The upper application layer is responsible for interface interaction, and when recognizing that a voice recognition request exists according to interface interaction or hearing voice, the upper application layer sends the voice recognition request to the capability abstraction layer through the language system abstraction layer; and the capability abstraction layer collects audio signals and calls a technical interface layer to perform voice recognition on the collected audio signals to obtain recognized recognition texts. When the robot is in an awakening state, the capability abstraction layer reports the obtained recognition text, forwards the recognition text through the language system abstraction layer, and transmits the recognition text to the upper application layer for further interface display, for example, the recognition text is displayed on an interface, or the robot provides a matched expression and the like.

The language system abstraction layer is responsible for controlling the voice service process, the control node of the voice service process is determined by the voice operation instruction, and the next transaction to be completed by the voice service is stored in the voice operation instruction. And the language system abstract layer obtains a first voice operation instruction according to the voice operation instruction returned by the reporting event of the recognized text obtained after the voice recognition so as to guide the next process of the voice service.

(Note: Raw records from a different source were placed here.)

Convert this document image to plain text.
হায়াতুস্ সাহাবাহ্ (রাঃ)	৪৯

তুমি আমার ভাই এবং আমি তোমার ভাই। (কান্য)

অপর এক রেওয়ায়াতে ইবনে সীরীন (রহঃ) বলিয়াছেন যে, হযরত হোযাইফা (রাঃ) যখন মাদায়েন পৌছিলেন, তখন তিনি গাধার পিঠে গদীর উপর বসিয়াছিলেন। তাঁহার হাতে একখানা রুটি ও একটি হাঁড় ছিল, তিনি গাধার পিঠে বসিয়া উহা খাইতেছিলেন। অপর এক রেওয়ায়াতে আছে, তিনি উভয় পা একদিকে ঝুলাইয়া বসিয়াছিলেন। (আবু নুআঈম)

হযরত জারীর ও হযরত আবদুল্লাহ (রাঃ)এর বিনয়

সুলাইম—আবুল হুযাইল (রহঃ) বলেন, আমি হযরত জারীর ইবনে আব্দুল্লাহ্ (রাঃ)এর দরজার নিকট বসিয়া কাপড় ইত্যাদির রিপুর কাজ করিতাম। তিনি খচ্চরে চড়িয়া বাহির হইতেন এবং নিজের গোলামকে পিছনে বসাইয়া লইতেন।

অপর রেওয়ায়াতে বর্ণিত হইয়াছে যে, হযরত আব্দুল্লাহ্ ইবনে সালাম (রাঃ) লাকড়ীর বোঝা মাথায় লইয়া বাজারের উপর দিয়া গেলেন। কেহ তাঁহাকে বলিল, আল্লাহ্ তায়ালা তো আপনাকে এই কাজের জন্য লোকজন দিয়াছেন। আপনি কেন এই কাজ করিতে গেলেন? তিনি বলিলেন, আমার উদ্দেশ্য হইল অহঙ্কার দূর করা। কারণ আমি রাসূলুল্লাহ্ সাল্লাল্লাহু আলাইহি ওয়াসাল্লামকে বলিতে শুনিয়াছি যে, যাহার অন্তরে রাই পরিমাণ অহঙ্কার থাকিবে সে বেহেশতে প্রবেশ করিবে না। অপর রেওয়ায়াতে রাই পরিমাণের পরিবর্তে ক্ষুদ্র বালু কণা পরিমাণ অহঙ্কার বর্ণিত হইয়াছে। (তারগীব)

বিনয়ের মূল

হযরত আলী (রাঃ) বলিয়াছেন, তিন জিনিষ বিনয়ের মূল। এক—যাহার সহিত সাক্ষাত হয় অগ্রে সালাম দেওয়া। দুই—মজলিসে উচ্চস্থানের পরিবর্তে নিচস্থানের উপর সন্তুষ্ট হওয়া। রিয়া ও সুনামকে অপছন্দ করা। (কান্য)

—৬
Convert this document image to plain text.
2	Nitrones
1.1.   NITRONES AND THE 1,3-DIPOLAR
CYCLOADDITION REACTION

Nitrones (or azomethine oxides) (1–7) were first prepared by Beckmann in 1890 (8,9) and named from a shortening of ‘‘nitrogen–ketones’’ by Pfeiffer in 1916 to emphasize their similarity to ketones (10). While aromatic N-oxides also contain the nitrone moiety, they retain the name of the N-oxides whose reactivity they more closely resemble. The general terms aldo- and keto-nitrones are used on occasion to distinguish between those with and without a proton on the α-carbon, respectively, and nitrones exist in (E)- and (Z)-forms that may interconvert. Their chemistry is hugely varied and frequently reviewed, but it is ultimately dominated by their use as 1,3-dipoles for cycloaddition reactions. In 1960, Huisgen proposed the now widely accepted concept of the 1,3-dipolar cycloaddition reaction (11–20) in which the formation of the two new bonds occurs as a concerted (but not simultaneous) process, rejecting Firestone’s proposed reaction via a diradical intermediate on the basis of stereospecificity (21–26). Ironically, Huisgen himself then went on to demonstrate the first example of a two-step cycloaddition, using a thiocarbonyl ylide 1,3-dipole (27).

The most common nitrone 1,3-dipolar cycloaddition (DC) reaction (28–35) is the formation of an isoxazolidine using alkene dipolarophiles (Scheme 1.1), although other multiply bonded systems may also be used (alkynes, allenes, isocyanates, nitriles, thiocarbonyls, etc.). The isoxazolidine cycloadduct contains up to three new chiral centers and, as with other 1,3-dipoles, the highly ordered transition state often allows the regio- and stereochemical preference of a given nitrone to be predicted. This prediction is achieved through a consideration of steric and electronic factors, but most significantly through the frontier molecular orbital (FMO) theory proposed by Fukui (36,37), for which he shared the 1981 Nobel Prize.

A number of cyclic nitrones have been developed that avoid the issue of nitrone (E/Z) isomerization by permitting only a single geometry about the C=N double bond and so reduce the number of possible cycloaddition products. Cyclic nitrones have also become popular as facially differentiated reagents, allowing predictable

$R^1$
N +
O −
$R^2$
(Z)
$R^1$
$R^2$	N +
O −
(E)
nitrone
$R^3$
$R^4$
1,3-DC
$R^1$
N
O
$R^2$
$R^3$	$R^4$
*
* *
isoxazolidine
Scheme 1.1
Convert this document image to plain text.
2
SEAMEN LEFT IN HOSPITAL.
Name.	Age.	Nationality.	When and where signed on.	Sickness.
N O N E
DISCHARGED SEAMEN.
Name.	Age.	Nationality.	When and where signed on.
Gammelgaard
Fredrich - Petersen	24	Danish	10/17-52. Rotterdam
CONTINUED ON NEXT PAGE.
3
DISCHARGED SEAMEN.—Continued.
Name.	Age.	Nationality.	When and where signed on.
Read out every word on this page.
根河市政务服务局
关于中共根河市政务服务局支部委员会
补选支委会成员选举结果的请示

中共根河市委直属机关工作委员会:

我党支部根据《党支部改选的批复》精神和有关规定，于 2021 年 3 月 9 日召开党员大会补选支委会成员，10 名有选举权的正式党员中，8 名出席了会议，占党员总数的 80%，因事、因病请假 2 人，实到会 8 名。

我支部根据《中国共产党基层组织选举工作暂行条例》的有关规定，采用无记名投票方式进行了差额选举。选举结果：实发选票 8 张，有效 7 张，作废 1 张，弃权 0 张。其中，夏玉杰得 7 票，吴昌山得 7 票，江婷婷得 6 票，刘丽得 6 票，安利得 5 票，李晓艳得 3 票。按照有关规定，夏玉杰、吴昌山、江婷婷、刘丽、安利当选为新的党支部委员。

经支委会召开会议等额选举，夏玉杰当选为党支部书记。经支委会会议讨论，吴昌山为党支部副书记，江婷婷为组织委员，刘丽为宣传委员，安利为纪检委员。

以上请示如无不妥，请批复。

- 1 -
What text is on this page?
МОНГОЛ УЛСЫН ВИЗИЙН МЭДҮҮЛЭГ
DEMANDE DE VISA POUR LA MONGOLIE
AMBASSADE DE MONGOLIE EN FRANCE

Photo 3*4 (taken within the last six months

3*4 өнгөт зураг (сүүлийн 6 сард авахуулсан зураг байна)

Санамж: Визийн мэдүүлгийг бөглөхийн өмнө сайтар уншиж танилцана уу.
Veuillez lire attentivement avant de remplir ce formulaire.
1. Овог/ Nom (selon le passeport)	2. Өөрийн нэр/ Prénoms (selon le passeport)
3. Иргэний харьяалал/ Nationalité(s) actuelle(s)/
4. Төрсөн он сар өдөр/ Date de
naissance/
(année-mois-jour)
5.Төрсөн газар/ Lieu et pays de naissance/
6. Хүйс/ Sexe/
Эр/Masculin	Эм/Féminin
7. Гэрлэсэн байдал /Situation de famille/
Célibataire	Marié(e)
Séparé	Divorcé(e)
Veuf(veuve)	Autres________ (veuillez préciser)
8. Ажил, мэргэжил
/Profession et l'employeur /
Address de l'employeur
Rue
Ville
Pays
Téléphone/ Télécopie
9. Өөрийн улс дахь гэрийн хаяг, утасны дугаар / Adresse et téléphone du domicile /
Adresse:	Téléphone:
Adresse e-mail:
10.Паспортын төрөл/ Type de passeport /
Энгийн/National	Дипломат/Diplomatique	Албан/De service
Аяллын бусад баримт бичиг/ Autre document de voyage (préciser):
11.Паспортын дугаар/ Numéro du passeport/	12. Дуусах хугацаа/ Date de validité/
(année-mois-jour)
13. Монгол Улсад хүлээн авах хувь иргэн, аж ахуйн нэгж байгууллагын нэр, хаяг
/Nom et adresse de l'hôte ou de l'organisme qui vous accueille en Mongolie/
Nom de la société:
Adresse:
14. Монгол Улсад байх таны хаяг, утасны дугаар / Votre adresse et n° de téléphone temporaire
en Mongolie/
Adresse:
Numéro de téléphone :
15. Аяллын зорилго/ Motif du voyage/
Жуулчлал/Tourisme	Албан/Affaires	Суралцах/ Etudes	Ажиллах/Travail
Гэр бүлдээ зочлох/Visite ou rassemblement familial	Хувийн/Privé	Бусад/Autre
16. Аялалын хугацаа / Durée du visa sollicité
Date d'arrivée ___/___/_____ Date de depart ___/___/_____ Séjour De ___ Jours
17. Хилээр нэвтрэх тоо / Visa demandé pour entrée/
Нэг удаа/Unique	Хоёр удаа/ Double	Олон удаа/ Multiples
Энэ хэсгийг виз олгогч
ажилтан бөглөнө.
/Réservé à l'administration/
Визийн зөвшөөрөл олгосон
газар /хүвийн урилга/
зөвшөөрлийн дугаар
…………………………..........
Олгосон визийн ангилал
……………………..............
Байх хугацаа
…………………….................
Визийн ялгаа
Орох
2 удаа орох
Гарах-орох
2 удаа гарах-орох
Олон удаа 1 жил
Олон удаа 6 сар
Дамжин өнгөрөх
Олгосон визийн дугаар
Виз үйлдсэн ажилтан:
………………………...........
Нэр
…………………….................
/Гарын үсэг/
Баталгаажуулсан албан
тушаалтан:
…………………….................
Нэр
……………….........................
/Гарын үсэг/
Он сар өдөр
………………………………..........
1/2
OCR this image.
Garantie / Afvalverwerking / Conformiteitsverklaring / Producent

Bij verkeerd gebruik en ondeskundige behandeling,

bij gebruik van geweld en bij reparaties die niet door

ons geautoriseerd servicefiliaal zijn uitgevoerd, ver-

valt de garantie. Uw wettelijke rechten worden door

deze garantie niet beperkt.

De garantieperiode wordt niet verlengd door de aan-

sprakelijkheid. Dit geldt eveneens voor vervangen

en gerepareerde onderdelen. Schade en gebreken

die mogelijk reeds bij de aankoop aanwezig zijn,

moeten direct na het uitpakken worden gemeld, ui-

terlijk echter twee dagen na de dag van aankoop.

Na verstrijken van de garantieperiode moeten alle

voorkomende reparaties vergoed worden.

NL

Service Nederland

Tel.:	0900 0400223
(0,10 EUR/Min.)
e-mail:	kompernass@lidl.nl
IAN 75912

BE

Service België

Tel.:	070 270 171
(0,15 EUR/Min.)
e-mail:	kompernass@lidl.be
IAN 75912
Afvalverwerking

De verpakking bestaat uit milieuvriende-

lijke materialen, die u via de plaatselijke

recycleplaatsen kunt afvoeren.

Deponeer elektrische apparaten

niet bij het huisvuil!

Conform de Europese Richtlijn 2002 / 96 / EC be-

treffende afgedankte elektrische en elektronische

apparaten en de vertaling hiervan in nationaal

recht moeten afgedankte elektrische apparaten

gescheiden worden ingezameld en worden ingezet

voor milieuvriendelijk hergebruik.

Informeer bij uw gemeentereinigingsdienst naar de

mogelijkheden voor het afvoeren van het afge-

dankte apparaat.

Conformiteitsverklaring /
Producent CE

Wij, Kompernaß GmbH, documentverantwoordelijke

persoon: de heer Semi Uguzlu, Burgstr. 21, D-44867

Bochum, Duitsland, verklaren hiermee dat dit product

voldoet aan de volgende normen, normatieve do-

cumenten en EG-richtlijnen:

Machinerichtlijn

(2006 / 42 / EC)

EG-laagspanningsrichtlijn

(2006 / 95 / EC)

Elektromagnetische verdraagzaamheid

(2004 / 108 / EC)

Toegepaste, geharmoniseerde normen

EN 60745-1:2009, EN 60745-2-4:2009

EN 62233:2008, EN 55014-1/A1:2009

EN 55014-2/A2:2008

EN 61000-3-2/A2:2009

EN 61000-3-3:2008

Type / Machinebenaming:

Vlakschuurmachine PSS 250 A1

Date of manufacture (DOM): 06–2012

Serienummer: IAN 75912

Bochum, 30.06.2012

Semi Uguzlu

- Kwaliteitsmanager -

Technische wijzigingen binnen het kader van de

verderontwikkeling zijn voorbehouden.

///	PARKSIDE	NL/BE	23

When the first voice operation instruction is a semantic understanding request, a language system abstraction layer issues the semantic understanding request, and after receiving the request, a capability abstraction layer calls a technical interface layer to carry out semantic understanding on an identification text to obtain a corresponding voice instruction, wherein the voice instruction comprises a corresponding response mode and response content; when the prompt tone is not played, the capability abstraction layer reports the obtained voice command, forwards the voice command through the language system abstraction layer, and sends the voice command to the upper application layer for further interface display, for example, displaying the response content contained in the voice command on the interface, or simultaneously enabling the robot to perform a matched action, and the like.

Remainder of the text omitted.